Cider was up 54% in the same 12-week period, according to figures from Kantar Worldpanel, with wine 31% ahead.
The British Beer & Pub Association said take-home beer sales were up 13.7% in the second quarter of 2010, against the corresponding period a year ago.
The BBPA’s moving annual total for the year to June showed a 4.4% increase on 2008/09.
Kantar analayst Fraser McKevitt said: “It’s very difficult to say how much has been down to the football and how much to the great summer weather so far.
“It’s probably a bit of both, but we have done some research with people who were specifically interested in the football and said they were going to watch a lot of games and it seems they were spending slightly more than those who weren’t.
“But it would have been a good period even without the World Cup.”?Asda beer buyer Rob Paton said: “Sales tipped 80% year-on-year growth and there were definite spikes around the England games.”?He added that sales had “dropped off dramatically” after England’s exit.

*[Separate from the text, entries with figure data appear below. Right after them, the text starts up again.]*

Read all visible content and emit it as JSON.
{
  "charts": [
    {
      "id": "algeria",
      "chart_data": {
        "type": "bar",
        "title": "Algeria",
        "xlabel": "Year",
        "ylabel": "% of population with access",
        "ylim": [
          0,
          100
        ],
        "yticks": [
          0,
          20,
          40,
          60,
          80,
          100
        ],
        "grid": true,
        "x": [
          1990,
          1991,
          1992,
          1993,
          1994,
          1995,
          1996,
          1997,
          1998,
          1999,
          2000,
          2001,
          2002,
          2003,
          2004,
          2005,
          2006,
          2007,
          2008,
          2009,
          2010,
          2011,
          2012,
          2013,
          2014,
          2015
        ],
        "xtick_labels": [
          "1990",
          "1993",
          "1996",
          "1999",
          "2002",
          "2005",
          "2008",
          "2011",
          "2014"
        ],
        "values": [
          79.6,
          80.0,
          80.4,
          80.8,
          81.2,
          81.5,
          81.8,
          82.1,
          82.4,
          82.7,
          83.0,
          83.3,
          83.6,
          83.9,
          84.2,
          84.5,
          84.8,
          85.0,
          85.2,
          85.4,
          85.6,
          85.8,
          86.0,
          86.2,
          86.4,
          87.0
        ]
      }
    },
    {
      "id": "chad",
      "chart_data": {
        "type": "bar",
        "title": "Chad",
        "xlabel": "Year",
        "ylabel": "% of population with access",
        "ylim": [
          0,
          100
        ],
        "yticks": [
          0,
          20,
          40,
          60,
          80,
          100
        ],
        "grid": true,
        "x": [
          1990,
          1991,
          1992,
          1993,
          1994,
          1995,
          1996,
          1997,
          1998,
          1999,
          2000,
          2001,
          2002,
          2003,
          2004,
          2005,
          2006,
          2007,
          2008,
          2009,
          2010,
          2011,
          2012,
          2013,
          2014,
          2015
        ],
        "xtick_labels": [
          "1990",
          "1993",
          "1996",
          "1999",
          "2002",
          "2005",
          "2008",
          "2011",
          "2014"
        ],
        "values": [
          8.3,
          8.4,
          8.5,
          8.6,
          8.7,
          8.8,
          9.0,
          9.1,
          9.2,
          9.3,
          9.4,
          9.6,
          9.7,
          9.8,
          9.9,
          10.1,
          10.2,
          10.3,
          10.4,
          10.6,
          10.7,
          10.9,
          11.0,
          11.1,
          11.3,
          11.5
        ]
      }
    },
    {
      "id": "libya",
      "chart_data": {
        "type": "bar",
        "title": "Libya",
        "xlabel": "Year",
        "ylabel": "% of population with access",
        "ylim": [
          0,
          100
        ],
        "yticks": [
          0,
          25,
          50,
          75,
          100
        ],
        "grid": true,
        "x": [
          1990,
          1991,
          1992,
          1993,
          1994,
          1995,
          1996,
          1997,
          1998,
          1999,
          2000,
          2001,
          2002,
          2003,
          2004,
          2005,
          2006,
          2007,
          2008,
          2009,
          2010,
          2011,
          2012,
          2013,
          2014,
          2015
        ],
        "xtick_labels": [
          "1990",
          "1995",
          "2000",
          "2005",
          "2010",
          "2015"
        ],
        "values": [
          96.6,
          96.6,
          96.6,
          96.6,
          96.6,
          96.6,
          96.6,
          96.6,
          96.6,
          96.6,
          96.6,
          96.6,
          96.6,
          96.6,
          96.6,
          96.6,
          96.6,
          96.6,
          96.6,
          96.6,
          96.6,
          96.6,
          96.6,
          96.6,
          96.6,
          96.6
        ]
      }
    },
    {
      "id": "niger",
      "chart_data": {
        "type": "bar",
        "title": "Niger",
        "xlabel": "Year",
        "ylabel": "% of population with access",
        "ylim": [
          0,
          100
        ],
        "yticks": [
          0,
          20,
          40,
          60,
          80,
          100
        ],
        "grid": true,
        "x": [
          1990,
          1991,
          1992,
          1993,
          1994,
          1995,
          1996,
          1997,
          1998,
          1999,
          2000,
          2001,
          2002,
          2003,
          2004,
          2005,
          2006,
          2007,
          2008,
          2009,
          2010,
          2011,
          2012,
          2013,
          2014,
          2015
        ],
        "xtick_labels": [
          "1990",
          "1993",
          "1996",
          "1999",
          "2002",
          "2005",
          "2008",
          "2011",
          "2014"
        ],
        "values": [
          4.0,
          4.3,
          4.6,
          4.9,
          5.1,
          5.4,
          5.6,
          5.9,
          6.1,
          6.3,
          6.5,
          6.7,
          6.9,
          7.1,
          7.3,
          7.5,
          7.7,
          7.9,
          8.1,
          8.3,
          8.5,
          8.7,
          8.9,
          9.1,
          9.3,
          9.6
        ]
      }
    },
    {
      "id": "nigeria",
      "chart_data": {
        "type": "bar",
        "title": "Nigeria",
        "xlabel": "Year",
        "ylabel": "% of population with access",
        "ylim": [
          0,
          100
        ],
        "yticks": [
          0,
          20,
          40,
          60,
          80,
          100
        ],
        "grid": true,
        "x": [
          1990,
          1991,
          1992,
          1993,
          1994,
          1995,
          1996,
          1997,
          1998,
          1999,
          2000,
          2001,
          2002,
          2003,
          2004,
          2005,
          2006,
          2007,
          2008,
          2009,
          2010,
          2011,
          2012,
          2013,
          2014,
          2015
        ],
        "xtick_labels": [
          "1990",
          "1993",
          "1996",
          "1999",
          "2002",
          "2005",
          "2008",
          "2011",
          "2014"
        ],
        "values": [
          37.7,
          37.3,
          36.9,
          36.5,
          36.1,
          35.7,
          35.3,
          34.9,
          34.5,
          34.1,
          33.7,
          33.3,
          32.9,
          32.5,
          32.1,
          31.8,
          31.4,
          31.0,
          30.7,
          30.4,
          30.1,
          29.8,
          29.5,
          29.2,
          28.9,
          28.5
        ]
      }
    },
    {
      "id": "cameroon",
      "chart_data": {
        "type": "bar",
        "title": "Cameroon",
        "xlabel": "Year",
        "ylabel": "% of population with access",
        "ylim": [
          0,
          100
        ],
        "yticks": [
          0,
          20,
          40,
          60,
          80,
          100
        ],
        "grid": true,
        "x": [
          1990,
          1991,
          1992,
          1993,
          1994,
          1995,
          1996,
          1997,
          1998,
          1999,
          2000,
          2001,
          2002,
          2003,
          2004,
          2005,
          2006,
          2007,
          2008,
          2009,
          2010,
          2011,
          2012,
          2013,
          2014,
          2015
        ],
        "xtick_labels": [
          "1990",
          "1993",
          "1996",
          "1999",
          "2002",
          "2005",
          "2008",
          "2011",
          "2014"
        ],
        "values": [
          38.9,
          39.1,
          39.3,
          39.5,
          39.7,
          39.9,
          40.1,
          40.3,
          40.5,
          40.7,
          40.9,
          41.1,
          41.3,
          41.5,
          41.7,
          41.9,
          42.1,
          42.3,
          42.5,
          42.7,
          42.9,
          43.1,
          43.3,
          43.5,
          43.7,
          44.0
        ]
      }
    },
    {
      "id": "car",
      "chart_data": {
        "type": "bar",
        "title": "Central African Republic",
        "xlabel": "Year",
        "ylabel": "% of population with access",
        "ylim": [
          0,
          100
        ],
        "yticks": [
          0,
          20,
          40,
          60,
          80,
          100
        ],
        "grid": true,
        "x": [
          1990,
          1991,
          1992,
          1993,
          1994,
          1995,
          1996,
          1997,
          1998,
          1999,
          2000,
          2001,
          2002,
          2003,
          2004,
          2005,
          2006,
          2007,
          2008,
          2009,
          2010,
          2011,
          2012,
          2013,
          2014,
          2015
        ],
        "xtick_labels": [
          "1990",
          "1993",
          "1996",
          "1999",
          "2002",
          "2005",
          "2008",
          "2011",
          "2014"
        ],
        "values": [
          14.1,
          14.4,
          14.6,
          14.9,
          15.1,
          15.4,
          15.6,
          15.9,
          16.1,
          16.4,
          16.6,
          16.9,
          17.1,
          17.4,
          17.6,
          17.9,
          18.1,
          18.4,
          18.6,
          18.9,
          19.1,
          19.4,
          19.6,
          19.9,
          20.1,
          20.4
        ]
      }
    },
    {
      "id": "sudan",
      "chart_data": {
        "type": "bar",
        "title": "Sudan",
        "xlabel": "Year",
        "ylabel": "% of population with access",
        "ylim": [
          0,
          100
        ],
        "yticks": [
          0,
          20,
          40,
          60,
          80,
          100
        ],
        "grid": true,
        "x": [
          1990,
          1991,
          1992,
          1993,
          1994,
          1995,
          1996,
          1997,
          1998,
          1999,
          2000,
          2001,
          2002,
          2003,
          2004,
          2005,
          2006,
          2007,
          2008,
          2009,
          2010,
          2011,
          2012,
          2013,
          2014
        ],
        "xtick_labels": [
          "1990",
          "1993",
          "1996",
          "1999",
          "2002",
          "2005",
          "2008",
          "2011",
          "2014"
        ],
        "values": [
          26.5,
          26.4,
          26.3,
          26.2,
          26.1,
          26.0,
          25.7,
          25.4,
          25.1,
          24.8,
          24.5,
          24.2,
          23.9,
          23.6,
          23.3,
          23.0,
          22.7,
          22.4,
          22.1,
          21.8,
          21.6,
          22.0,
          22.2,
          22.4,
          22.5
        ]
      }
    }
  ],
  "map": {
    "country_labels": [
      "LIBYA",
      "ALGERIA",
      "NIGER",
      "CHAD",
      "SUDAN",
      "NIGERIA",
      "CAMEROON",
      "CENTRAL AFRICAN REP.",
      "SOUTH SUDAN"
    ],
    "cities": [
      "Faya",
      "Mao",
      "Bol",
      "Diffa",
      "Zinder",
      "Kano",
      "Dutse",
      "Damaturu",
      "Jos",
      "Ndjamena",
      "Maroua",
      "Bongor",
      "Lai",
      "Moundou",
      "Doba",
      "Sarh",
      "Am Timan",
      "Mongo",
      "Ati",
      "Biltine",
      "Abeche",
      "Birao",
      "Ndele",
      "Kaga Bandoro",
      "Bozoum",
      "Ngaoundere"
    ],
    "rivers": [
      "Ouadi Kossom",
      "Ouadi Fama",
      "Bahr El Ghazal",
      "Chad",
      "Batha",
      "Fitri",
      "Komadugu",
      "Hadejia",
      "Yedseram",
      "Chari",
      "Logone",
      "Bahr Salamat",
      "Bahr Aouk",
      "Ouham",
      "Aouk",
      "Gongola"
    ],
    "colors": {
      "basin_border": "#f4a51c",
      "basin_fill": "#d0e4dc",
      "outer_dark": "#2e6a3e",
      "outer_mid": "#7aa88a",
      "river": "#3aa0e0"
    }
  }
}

Shaun Heyes, head of off-trade marketing at Heineken UK, said: “England going out early didn’t help the category but a good summer is worth far more than a football tournament, which is only ever for four or six weeks of the year anyway.”?The good weather may have spared the multiple sector a potentially harmful impact from England’s defeat, with retailers looking to offload excess stock through deep discounts in late summer and early autumn.
“We’ve certainly seen no sign of that type of deal,” said Heyes.
The BBPA’s figures showed total beer sales up 2.9% in the second quarter. Pubs were down 6.3% but up on the first quarter of the year.
BBPA chief executive Brigid Simmonds said: “The World Cup has certainly been a benefit to Britain’s beer sector and we can now hope that the market is starting to turn a corner.”